Macquarie University senior lecturer in cyber security Stephen McCombie said small branches could be considered “easy targets” by attackers who wanted quick access.
“The difficulty with health is you have lots of small providers, the potential to be attacked is pretty big as there are a lot of places where a compromise can happen," Dr McCombie said.
He believes the government's awareness of the risks has benefited from the 2017 North Korean ransomware attack WannaCry that hit 230,000 computers globally, including a dozen Australian businesses, and drastically affected UK hospitals.
Much more here:
With only a few weeks to run till the commencement of the three month opt-out period for the myHR it is useful to see that the mainstream media is pointing out that the case for having a myHR is not a lay down mazaire, there being a range of security, privacy, accuracy and technical risks which ought not be ignored.

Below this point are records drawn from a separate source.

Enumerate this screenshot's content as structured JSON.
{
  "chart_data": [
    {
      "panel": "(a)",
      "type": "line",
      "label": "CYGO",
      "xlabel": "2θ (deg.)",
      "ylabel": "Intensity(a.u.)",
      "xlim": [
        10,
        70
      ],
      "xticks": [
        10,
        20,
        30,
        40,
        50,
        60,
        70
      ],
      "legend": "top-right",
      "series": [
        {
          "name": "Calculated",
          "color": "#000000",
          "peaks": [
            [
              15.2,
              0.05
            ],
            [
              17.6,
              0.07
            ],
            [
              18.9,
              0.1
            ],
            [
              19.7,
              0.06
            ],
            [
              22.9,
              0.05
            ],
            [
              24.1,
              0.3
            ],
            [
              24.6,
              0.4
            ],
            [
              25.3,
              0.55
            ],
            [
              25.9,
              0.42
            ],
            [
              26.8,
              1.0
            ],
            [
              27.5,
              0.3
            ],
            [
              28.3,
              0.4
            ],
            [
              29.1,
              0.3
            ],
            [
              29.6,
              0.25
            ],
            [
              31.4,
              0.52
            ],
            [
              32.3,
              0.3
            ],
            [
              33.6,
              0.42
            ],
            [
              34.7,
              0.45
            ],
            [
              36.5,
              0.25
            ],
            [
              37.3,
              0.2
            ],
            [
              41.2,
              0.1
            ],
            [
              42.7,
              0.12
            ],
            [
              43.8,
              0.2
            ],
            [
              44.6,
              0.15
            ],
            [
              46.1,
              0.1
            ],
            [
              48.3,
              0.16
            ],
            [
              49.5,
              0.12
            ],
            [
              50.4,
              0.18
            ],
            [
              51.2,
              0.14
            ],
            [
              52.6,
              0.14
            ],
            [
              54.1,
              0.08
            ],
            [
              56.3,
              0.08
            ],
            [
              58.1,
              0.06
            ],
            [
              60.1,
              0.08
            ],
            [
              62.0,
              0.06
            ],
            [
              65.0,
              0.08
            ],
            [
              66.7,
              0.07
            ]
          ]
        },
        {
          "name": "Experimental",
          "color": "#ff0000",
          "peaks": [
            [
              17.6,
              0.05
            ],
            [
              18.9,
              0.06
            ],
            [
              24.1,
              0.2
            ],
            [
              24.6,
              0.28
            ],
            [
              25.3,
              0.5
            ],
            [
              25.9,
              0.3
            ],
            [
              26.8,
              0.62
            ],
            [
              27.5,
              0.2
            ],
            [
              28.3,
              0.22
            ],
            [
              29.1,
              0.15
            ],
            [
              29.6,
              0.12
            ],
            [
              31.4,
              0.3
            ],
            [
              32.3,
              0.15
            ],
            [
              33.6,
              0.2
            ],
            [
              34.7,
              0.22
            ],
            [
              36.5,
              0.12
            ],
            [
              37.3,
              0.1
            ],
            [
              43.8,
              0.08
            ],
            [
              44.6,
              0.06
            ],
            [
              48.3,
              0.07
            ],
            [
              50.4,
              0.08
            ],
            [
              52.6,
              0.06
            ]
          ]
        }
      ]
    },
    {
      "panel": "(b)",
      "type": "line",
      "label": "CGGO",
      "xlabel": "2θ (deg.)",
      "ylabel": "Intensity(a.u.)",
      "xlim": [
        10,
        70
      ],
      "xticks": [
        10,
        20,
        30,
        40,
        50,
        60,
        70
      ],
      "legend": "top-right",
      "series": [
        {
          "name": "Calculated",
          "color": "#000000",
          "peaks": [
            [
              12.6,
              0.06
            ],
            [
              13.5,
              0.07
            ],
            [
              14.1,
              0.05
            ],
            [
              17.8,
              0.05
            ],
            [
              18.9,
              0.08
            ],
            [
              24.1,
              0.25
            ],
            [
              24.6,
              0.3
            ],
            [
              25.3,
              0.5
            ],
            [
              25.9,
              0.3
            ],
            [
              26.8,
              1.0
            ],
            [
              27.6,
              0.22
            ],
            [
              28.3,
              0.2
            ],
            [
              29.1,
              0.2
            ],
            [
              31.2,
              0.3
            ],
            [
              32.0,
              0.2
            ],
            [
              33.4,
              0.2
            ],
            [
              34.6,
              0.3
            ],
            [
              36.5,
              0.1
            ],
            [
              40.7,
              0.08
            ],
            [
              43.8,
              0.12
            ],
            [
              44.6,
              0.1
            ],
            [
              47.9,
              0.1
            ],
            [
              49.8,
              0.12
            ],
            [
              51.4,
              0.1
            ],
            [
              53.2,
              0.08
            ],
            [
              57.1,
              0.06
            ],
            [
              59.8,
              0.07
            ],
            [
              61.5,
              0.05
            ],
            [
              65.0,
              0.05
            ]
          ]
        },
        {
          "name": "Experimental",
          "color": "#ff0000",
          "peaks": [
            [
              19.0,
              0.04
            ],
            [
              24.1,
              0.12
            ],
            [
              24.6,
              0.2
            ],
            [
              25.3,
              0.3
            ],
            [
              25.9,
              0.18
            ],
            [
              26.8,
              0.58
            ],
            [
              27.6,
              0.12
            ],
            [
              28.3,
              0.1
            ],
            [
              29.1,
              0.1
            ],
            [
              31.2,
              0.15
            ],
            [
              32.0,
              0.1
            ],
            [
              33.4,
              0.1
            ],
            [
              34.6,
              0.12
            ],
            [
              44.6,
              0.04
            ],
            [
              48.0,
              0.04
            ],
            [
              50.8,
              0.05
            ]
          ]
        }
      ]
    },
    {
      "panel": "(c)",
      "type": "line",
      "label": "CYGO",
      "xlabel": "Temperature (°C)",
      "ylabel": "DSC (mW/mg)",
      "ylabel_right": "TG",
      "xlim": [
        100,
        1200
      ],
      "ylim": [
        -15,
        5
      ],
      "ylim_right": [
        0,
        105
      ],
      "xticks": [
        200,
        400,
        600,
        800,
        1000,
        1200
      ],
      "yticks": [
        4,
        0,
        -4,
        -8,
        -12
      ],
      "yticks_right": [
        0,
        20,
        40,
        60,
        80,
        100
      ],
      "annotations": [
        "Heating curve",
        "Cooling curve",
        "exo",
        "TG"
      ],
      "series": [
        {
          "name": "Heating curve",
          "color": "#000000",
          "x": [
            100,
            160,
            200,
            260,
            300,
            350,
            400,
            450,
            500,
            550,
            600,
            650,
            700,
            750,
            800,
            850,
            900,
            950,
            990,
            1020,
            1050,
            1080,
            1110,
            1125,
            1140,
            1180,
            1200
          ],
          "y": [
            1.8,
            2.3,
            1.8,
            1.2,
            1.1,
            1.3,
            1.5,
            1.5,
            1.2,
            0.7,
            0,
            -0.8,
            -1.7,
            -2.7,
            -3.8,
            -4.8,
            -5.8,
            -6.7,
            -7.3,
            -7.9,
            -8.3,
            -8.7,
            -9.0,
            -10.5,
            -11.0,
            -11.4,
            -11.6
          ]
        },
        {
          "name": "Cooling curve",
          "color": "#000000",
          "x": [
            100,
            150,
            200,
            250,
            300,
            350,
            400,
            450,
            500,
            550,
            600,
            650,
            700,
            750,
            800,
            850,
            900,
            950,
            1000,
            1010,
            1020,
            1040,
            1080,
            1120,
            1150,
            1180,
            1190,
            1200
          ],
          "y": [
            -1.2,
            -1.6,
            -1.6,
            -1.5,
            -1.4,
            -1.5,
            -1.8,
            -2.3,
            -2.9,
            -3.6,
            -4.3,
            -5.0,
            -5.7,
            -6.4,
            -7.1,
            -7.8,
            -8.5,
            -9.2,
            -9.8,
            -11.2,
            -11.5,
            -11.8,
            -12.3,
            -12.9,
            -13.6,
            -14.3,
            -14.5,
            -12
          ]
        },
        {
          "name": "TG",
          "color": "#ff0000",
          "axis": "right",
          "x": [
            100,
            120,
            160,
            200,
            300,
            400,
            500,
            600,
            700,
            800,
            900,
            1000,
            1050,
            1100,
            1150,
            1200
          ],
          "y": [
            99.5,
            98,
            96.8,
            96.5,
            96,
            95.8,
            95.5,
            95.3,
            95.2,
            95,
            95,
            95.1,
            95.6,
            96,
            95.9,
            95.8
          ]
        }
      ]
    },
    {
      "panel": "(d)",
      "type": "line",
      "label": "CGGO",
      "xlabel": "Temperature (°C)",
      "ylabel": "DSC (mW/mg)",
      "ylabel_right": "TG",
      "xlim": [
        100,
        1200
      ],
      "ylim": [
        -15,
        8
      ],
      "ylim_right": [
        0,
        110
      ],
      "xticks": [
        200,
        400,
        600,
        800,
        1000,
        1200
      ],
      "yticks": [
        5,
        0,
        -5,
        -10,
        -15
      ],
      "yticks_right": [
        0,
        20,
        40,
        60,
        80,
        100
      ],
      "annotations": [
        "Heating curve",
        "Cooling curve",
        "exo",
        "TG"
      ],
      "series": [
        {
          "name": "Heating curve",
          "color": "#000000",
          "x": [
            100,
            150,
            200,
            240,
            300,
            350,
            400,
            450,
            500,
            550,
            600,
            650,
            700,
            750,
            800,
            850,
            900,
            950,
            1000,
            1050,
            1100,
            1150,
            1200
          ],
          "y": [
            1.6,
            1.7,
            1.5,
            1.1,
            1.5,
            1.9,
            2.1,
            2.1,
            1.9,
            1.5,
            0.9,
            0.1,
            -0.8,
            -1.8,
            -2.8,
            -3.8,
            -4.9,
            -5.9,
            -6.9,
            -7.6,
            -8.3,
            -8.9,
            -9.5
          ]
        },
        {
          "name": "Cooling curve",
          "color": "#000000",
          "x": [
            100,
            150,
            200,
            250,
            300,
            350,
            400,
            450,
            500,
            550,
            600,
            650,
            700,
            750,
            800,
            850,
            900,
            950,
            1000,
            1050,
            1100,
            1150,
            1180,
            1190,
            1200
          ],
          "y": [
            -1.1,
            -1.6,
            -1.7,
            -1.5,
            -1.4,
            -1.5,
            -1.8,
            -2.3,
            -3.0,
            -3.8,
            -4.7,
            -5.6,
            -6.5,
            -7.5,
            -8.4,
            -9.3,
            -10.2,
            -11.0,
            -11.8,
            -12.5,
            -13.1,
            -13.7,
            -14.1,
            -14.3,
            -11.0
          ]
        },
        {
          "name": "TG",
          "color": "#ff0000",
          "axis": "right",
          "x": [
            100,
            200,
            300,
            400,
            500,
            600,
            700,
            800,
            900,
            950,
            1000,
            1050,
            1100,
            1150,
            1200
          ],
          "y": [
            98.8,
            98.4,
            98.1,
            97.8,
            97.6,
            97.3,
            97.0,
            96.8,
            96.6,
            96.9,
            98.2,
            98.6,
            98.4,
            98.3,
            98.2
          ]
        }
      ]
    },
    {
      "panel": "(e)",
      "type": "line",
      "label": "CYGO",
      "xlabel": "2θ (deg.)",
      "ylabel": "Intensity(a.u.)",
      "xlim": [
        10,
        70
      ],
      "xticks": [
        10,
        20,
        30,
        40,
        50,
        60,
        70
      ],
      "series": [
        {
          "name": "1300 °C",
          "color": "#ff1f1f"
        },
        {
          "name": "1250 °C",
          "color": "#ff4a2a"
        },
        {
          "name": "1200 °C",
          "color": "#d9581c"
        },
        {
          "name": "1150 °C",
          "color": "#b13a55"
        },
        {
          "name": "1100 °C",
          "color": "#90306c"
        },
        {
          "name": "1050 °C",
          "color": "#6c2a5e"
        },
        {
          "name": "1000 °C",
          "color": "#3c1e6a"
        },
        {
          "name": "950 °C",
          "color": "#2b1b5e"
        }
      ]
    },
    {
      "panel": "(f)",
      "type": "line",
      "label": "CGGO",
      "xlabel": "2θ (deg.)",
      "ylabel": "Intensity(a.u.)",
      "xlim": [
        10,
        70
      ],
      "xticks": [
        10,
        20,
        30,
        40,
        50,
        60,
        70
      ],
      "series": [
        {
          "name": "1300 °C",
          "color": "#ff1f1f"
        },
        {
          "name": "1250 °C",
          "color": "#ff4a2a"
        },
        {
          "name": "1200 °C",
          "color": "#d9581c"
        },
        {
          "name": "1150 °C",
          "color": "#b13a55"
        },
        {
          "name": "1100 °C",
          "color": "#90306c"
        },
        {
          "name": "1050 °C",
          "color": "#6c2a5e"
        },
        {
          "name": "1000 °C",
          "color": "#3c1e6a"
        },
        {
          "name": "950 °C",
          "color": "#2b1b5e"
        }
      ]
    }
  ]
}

I hope at least this will encourage more informed discussion and decision making.
David.
1 comment:
Adding a wider point of concern - the language used when reporting of a data breach needs to change across the ICT industry, so that the general puboic is better informed. Information isn't "stolen" as much as "copied"; and pragmatically that means that once information has been released to the wild it can never be "recovered". I support the ideals of the MRH, however all systems are vulnerable to attack and the custodians of our medical records need support and budget to do it right.